この街では何でも許される。誰を殺そうが、何人殺そうか、誰かが死体を片づけけくれる。さらにそれが紙幣となって戻ってきて、困る事など何もない。
それはきっと幸せな事なのだろう。
世界中の殺人鬼がこの街へ住みたがるかもしれないわね、と思ってから美里はふっと笑った。そんな住みよい場所で窮屈だと思うのは贅沢だろうか。
日本の警察は優秀でつぎつぎと罪人を捕まえているだろうに、この街に住んでいるだけでそれからも守られる。警察組織自体に笹本のレストランの顧客が何人もいるのだから。

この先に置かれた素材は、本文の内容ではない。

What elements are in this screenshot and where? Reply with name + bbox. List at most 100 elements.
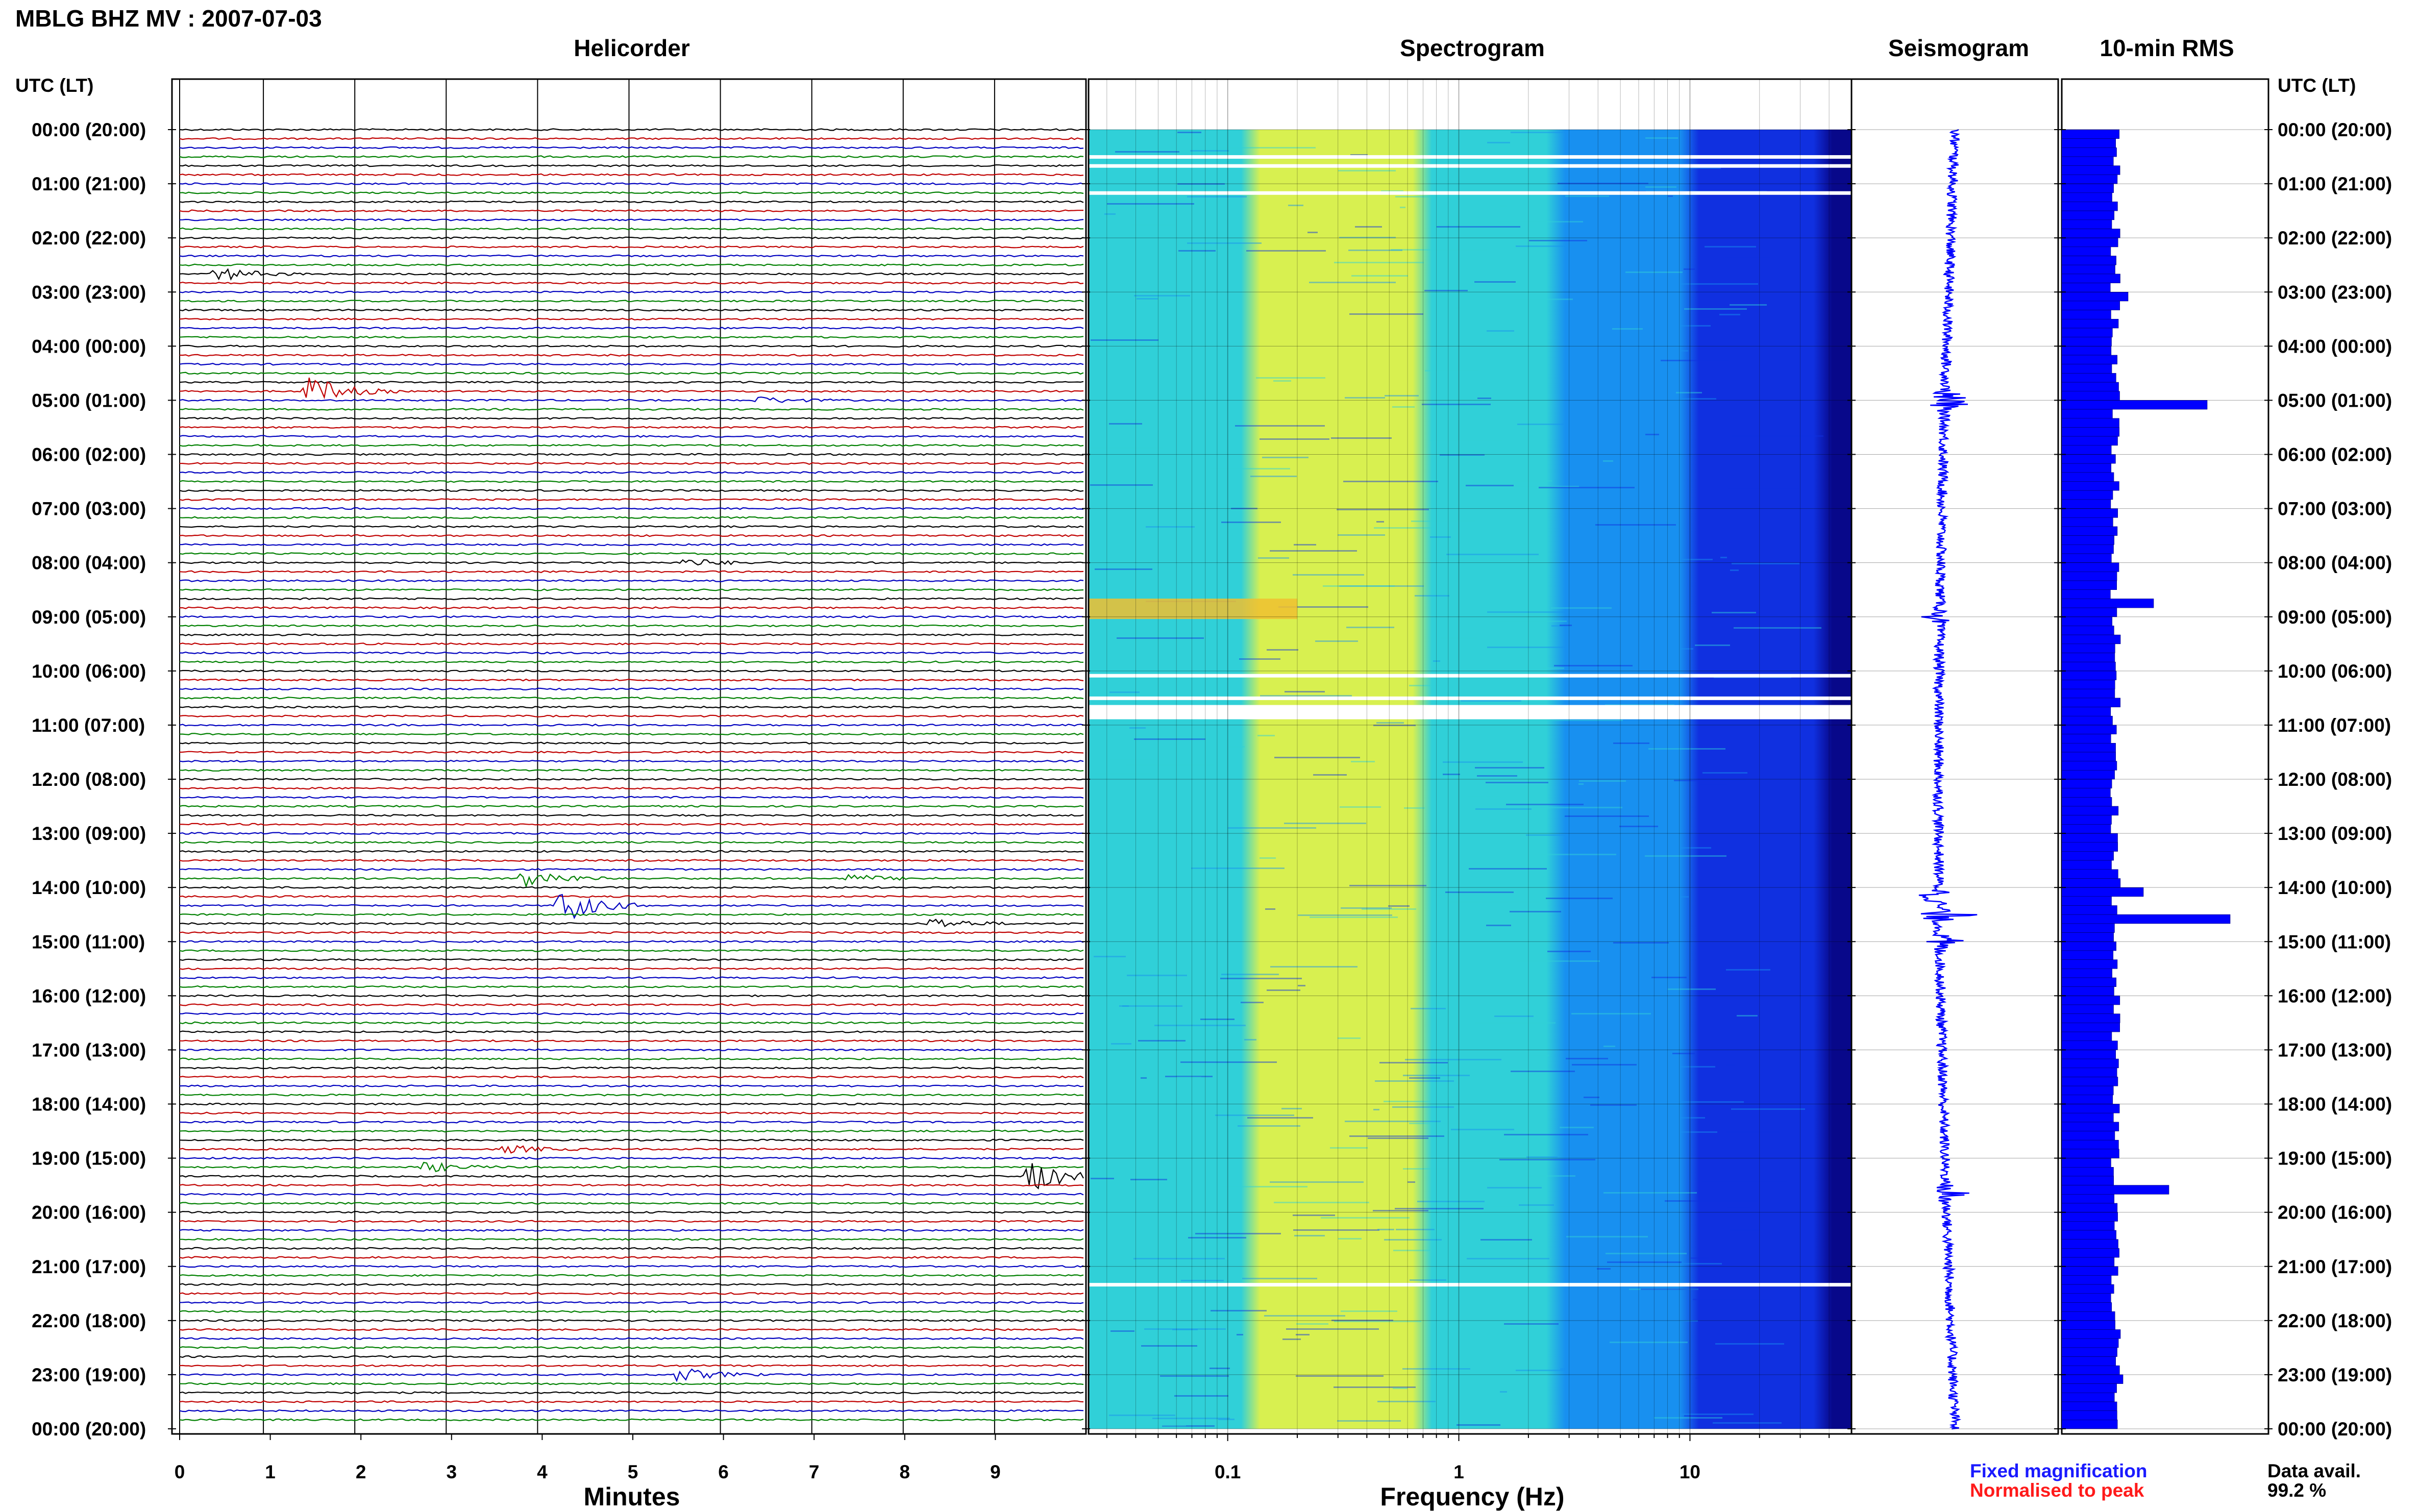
spectrogram-speckle (1417, 1201, 1485, 1202)
spectrogram-speckle (1293, 1229, 1379, 1231)
legend-normalised-to-peak: Normalised to peak (1970, 1480, 2144, 1501)
spectrogram-speckle (1606, 1253, 1687, 1254)
spectrogram-speckle (1551, 625, 1565, 627)
rms-bar (2061, 1203, 2118, 1213)
spectrogram-speckle (1133, 1258, 1225, 1259)
spectrogram-speckle (1285, 691, 1325, 692)
helicorder-trace (179, 651, 1084, 655)
spectrogram-speckle (1109, 691, 1140, 693)
spectrogram-speckle (1415, 595, 1449, 597)
spectrogram-panel: 0.1 1 10 (1088, 78, 1853, 1482)
rms-bar (2061, 345, 2112, 356)
spectrogram-speckle (1731, 1108, 1805, 1110)
spectrogram-speckle (1334, 1321, 1421, 1322)
spectrogram-speckle (1566, 1355, 1593, 1356)
spectrogram-speckle (1098, 919, 1107, 920)
spectrogram-speckle (1668, 283, 1758, 285)
rms-bar (2061, 301, 2120, 310)
spectrogram-speckle (1235, 425, 1325, 427)
helicorder-trace (179, 1256, 1084, 1259)
spectrogram-speckle (1130, 1179, 1167, 1180)
rms-bar (2061, 743, 2116, 753)
rms-bar (2061, 1374, 2124, 1384)
spectrogram-speckle (1348, 250, 1402, 251)
rms-bar (2061, 833, 2118, 843)
spectrogram-speckle (1181, 1280, 1224, 1281)
spectrogram-speckle (1341, 1310, 1397, 1312)
spectrogram-speckle (1674, 780, 1746, 781)
rms-bar (2061, 923, 2115, 933)
spectrogram-speckle (1362, 908, 1416, 910)
spectrogram-speckle (1274, 1202, 1369, 1203)
spectrogram-speckle (1595, 524, 1676, 526)
spectrogram-speckle (1104, 1323, 1183, 1324)
rms-bar (2061, 246, 2111, 256)
spectrogram-speckle (1572, 1064, 1637, 1065)
helicorder-trace (179, 281, 1084, 285)
helicorder-trace (179, 1193, 1084, 1196)
spectrogram-speckle (1684, 268, 1695, 270)
spectrogram-speckle (1681, 398, 1716, 400)
rms-bar (2061, 1383, 2117, 1393)
spectrogram-speckle (1651, 325, 1711, 327)
spectrogram-speckle (1351, 275, 1408, 277)
hour-label-left: 21:00 (17:00) (32, 1256, 146, 1277)
helicorder-x-tick-label: 8 (900, 1461, 910, 1482)
spectrogram-speckle (1141, 1077, 1147, 1079)
rms-title: 10-min RMS (2100, 35, 2234, 61)
helicorder-trace (179, 209, 1084, 212)
rms-bar (2061, 1058, 2119, 1069)
helicorder-trace (179, 308, 1084, 312)
hour-label-right: 15:00 (11:00) (2278, 931, 2391, 952)
spectrogram-speckle (1294, 544, 1316, 546)
helicorder-trace (179, 354, 1084, 357)
rms-bar (2061, 860, 2112, 870)
spectrogram-speckle (1533, 807, 1622, 808)
spectrogram-speckle (1659, 1414, 1754, 1415)
helicorder-trace (179, 1346, 1084, 1349)
utc-label-left: UTC (LT) (15, 75, 93, 96)
rms-bar (2061, 671, 2117, 680)
spectrogram-speckle (1612, 328, 1643, 330)
spectrogram-speckle (1298, 985, 1305, 986)
rms-bar (2061, 1275, 2112, 1285)
rms-bar (2061, 914, 2231, 924)
spectrogram-speckle (1229, 746, 1245, 748)
spectrogram-speckle (1506, 832, 1536, 834)
spectrogram-warm-patch (1089, 599, 1297, 619)
helicorder-trace (179, 1156, 1084, 1160)
hour-label-right: 23:00 (19:00) (2278, 1365, 2392, 1385)
spectrogram-speckle (1127, 290, 1152, 291)
hour-label-left: 12:00 (08:00) (32, 769, 146, 790)
hour-label-left: 23:00 (19:00) (32, 1365, 146, 1385)
helicorder-trace (179, 417, 1084, 420)
rms-bar (2061, 1212, 2118, 1222)
spectrogram-speckle (1310, 916, 1398, 918)
spectrogram-speckle (1732, 435, 1823, 437)
spectrogram-speckle (1267, 989, 1300, 991)
spectrogram-speckle (1560, 1049, 1606, 1051)
rms-bar (2061, 147, 2117, 157)
rms-bar (2061, 138, 2116, 148)
rms-bar (2061, 1393, 2115, 1402)
rms-bar (2061, 788, 2111, 798)
spectrogram-speckle (1645, 137, 1678, 139)
hour-label-left: 15:00 (11:00) (32, 931, 145, 952)
helicorder-trace (180, 1237, 1084, 1241)
spectrogram-speckle (1377, 1401, 1436, 1402)
helicorder-trace (179, 714, 1084, 717)
spectrogram-speckle (1695, 1377, 1701, 1379)
rms-bar (2061, 1131, 2115, 1141)
helicorder-trace (179, 516, 1084, 519)
spectrogram-speckle (1349, 885, 1426, 886)
rms-bar (2061, 1139, 2119, 1150)
helicorder-trace (179, 1328, 1083, 1331)
helicorder-trace (180, 624, 1084, 628)
helicorder-trace (179, 642, 1084, 646)
spectrogram-speckle (1529, 720, 1623, 721)
spectrogram-speckle (1373, 1210, 1428, 1211)
spectrogram-x-tick-label: 10 (1680, 1461, 1700, 1482)
helicorder-trace (179, 1220, 1084, 1223)
spectrogram-speckle (1425, 370, 1478, 371)
helicorder-trace (179, 697, 1084, 700)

彼らは美里やアキラが狩る獲物を心待ちにしているくらいだ。
美里を賞賛し、笹本の人肉フレンチに絶賛の拍手を送る。
まるでこの街に捕らえられた働きアリのようだ、と美里は思う。
アリの女王は誰? 美里は女王の為に人肉を狩る狩人だ。
美里はクズは殺す、がポリシーであるし、この街には探せばいくらでもクズがいるだろう。十分に狩りを堪能すればよい。誰も見咎めないし、むしろ協力的だ。
だが美里はそれが窮屈だった。
誰かの庇護のもとに趣味を楽しむなど、ありえないだろう。
趣味は趣味だ。スポンサーはいらない。
それが美里の最終回答だ。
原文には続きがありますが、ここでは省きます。